October 12, 2023
Minnesota hog farmer Paul Sobocinski says checkoff reforms are needed in the upcoming farm bill.
In his recent op ed, House Agriculture Committee Chairman Glenn Thompson said his goal for the upcoming farm bill is to “[stand] up for our hardworking producers, processors, ranchers, foresters, consumers, and every small business across the agriculture value chain.”
As a farmer who’s been raising hogs and cattle in southwest Minnesota since 1976, I support his goal of standing up for hardworking farmers, consumers, and small businesses. If Chairman Thompson means what he says, Congress will seize this chance to create opportunities for farmers like me — instead of the big corporations the farm bill’s policies have benefited in the past.
One way to accomplish the Chairman’s goal would be to reform government checkoff programs. I’ve been paying into the pork checkoff, which collects a mandatory fee every time I sell a hog, since it was created in 1986.
The National Pork Board, which runs this government program, collected more than $94 million in checkoff fees from America’s hog farmers in 2021.
In my opinion, most of the money I contribute to the checkoff winds up in the hands of organizations lobbying against policies and proposals that would let me more effectively raise and sell my livestock. Instead, these lobbyists are actually working on behalf of the biggest integrated livestock producers, multinational corporations and meat packers and passing laws that put farmers like me out of business. They have not led in addressing the monopoly crisis we have in agriculture and have not worked for open competitive markets for farmers.
Here’s a great example: The National Pork Board contracts with a lobbying organization called the National Pork Producers Council, giving them checkoff dollars to run promotional efforts.
But the NPPC is also spending big money to fight against Proposition 12 , a California law raising the animal welfare standard for pork bought and sold there. NPPC is lobbying hard to get Proposition 12 overturned and replaced with the Ending Agricultural Trade Suppression (EATS) Act : legislation that would strip state and local governments of their ability to make agricultural policies within their own borders.
Speaking to the House Agriculture Committee Listening Session at Farm Fest in Redwood Falls this past August, an NPPC spokesperson claimed Proposition 12 would hurt Minnesota hog farmers and drive further consolidation in the hog industry.

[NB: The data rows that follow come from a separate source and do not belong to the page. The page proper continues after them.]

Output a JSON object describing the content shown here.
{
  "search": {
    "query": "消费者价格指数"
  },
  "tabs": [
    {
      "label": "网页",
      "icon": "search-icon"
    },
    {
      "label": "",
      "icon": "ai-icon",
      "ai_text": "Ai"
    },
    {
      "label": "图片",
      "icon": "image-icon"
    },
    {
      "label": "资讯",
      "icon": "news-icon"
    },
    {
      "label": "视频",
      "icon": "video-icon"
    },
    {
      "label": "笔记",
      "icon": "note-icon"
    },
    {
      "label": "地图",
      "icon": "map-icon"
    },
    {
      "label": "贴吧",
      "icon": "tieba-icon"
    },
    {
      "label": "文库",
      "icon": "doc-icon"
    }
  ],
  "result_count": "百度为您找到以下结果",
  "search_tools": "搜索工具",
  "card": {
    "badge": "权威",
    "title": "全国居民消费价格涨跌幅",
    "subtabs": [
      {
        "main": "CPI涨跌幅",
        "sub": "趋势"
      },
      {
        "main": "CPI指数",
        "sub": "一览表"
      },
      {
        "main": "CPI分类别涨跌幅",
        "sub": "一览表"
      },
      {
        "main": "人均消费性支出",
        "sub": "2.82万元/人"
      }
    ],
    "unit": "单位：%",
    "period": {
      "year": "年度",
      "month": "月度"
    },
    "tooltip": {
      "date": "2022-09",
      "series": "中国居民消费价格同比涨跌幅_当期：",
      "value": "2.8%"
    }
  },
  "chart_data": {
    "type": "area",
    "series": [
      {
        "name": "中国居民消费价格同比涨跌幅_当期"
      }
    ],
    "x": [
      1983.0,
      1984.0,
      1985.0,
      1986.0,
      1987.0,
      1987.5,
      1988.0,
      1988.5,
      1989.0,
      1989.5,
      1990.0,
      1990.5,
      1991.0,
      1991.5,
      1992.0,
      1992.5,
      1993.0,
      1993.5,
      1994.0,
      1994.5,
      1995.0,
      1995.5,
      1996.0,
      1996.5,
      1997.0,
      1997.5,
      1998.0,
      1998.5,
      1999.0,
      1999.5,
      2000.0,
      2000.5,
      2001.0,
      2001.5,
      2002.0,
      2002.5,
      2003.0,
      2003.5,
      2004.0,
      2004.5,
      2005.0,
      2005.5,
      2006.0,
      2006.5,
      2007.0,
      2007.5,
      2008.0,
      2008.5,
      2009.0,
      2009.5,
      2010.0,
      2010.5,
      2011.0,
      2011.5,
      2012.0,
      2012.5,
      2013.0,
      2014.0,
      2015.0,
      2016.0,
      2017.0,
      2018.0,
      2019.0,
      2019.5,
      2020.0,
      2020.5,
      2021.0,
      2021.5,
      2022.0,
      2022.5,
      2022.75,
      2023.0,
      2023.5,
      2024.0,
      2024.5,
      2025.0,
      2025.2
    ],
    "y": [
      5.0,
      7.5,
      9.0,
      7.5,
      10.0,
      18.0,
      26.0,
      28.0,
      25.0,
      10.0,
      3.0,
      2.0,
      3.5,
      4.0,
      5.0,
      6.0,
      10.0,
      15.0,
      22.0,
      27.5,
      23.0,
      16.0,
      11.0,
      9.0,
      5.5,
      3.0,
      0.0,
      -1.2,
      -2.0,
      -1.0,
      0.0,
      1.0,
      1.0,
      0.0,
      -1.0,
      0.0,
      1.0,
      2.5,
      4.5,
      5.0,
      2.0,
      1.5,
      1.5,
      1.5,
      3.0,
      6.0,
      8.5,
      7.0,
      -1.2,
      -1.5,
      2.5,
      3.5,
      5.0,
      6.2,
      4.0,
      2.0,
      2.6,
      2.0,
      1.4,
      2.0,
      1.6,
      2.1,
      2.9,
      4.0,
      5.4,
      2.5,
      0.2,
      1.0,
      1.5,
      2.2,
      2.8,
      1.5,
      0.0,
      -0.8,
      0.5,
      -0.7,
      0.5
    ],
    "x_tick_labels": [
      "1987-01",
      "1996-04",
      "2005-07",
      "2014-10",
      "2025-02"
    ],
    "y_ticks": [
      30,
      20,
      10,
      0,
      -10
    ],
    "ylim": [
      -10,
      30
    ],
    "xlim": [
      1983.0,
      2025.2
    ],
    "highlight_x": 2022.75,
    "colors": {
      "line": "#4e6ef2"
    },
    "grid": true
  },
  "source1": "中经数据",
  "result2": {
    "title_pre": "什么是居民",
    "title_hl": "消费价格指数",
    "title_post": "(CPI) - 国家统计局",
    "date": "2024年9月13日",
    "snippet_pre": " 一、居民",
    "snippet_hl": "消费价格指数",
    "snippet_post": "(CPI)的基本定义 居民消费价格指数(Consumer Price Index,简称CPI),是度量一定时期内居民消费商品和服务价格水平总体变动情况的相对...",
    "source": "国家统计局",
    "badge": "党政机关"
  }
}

Nothing could be further from the truth. For independent hog farmers like myself, many of whom already implement higher standards of animal welfare, Proposition 12 provides us new market opportunities and a competitive edge on the big industrial hog operations.
The EATS Act, on the other hand, would actually give multinational corporations the freedom to skirt any state laws they please in their pursuit of even more power to squeeze independent farmers like myself out of business.
Independent hog farmers like myself don’t support NPPC’s efforts to pass the EATS Act or to overturn Proposition 12, and we don’t appreciate NPPC using our checkoff dollars to offset the cost of their lobbying against us.
A great deal of trust has been lost in the checkoff program, and it’s long overdue for some accountability and transparency.
Seems like Chairman Thompson and I are in agreement on that front, too: In the House floor consideration on the Ag Appropriations bill, he said that the farm bill process would be the right time to add transparency to the checkoff.
Including the bipartisan Opportunities for Fairness in Farming (OFF) Act in the farm bill would do just that. While the OFF Act wouldn’t abolish checkoffs, it would establish necessary guardrails within these programs to ensure the dollars I pay are actually spent on research, marketing, and development instead of lobbying on behalf of the largest meatpackers who threaten my business. Requiring more effective audits, more regular reports, and more honest partners will reform the pork checkoff and get it working for farmers once again.
My own representatives are in a pivotal position to create lasting change, and I can only hope Sens. Tina Smith and Amy Klobuchar agree with Chairman Thompson that their “top priority is to ensure this farm bill is written by farmers, for farmers, and by rural America, for rural America.”
Adding transparency to checkoff through this farm bill could go a long way in making it start to work for family farmers and rein in corporate domination over our food system.
(Editor’s note: Paul Sobocinski is owner and operator of a beef and hog farm near the town of Wabasso in southwest Minnesota since 1976.)